Ermione’s Searing Drama Comes Late but is Worth the Wait


Rossini Opera Festival 2008

When ROF announced Ermione as its second new production for 2008, many Rossini fans couldn’t have been happier. This was only the second time ROF mounted the work since it flopped at its 1819 premiere at the Teatro San Carlo in Naples. After the opera was withdrawn, the composer took a philosophical view of its failure. In the Escudier Brothers’ 1854 Rossini biography, the composer was quoted as saying, “Sooner or later you will see this (Ermione) again and then maybe the Neapolitan audience will acknowledge its mistake.” Still later, Rossini was asked if he would not like to have the work translated for the French stage, he replied, ” No…this is my little Italian William Tell, and it will only see the light of day again after I am dead.” It took until the 20th century for Rossini’s prophecy to be fulfilled.

The opera’s bad luck even seemed to infiltrate ROF’s 1987 production. The reader can learn all about the production’s troubles in Philip Gossett’s Divas and Scholars. The author relates a juicy behind-the-scenes story, one that opera lovers thrive on.
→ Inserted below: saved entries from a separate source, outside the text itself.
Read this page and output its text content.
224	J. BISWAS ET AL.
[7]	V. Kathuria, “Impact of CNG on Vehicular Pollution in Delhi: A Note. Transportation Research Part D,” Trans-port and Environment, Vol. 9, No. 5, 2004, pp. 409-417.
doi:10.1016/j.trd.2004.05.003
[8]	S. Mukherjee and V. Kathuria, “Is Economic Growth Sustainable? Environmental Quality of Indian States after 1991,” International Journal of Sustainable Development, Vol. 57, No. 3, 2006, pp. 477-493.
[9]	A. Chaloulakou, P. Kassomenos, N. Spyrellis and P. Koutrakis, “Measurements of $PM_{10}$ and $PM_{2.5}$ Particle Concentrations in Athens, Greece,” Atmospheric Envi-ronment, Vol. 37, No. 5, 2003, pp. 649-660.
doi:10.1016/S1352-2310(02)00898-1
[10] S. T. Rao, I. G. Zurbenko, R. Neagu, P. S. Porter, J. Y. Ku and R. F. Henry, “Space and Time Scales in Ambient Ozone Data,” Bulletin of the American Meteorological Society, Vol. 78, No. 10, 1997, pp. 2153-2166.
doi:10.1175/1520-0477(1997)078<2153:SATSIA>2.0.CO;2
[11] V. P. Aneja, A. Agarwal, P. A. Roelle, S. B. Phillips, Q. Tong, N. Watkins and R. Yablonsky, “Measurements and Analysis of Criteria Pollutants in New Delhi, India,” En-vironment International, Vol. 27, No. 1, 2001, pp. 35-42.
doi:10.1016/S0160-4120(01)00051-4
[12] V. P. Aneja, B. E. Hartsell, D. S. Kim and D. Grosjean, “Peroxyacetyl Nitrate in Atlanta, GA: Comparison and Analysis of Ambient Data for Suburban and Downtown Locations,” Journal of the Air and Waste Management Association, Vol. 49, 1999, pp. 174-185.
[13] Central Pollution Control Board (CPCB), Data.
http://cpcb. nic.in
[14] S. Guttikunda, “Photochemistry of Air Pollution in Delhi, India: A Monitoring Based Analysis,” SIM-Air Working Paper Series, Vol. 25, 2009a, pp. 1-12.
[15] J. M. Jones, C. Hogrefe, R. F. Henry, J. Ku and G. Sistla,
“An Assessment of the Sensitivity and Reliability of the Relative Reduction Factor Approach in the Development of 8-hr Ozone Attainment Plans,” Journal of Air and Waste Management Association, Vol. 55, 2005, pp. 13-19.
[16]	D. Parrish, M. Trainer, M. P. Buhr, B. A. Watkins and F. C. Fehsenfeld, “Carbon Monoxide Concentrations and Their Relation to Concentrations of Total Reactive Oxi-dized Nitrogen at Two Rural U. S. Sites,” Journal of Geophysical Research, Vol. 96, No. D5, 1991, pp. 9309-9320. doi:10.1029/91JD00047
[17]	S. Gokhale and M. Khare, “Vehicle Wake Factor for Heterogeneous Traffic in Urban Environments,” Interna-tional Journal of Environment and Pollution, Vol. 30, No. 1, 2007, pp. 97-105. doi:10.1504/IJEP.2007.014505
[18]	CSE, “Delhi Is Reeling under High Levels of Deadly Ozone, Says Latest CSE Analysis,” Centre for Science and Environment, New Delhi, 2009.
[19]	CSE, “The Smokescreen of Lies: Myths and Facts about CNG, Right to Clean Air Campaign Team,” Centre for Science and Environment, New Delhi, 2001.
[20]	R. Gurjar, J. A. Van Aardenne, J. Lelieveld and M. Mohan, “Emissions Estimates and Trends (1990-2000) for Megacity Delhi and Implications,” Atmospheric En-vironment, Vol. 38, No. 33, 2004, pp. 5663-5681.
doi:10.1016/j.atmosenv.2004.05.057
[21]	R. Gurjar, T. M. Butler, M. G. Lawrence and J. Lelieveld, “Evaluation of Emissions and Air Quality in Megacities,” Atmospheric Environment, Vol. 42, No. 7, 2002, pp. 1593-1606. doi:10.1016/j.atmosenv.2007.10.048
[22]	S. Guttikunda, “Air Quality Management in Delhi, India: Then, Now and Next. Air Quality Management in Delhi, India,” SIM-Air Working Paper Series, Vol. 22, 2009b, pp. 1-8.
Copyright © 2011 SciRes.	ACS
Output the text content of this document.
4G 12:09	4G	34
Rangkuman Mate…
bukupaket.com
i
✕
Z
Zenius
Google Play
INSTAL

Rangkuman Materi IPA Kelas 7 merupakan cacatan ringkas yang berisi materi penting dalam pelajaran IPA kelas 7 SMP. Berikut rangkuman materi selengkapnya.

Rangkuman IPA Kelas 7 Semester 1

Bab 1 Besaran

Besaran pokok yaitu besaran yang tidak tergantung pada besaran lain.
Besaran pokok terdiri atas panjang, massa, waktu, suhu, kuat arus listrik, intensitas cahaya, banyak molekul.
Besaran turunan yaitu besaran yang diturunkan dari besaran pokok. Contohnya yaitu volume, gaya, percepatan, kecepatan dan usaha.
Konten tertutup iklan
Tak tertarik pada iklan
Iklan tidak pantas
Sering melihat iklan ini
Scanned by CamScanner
The reason for the Ermione‘s initial failure had nothing to do with its incisive libretto by Andrea Leone Tottola. As Giovanni Carli Ballola points out in his article in ROF’s 2008 program, Tottola derived the plot from Racine’s Andromaque (1667,) and his “libretto evolves faithful to the spirit and quite often to the letter of the original, with the sole difference that Ermione instead of killing herself over the body of Pirro, as Racine has us learn from the lips of Pilade, faints on stage while Oreste, haunted by the Furies, is carried off by his companions.” Perhaps the strongest clue to the opera’s failure is given by Rossini himself. In his 1819 letter to his mother on January 19th, he admits, “I am fairly well on with my Ermione I’m afraid the plot is too tragic, but I couldn’t care less now I can say that the job’s nearly done.” But it’s certainly not too tragic for 21st century opera audiences.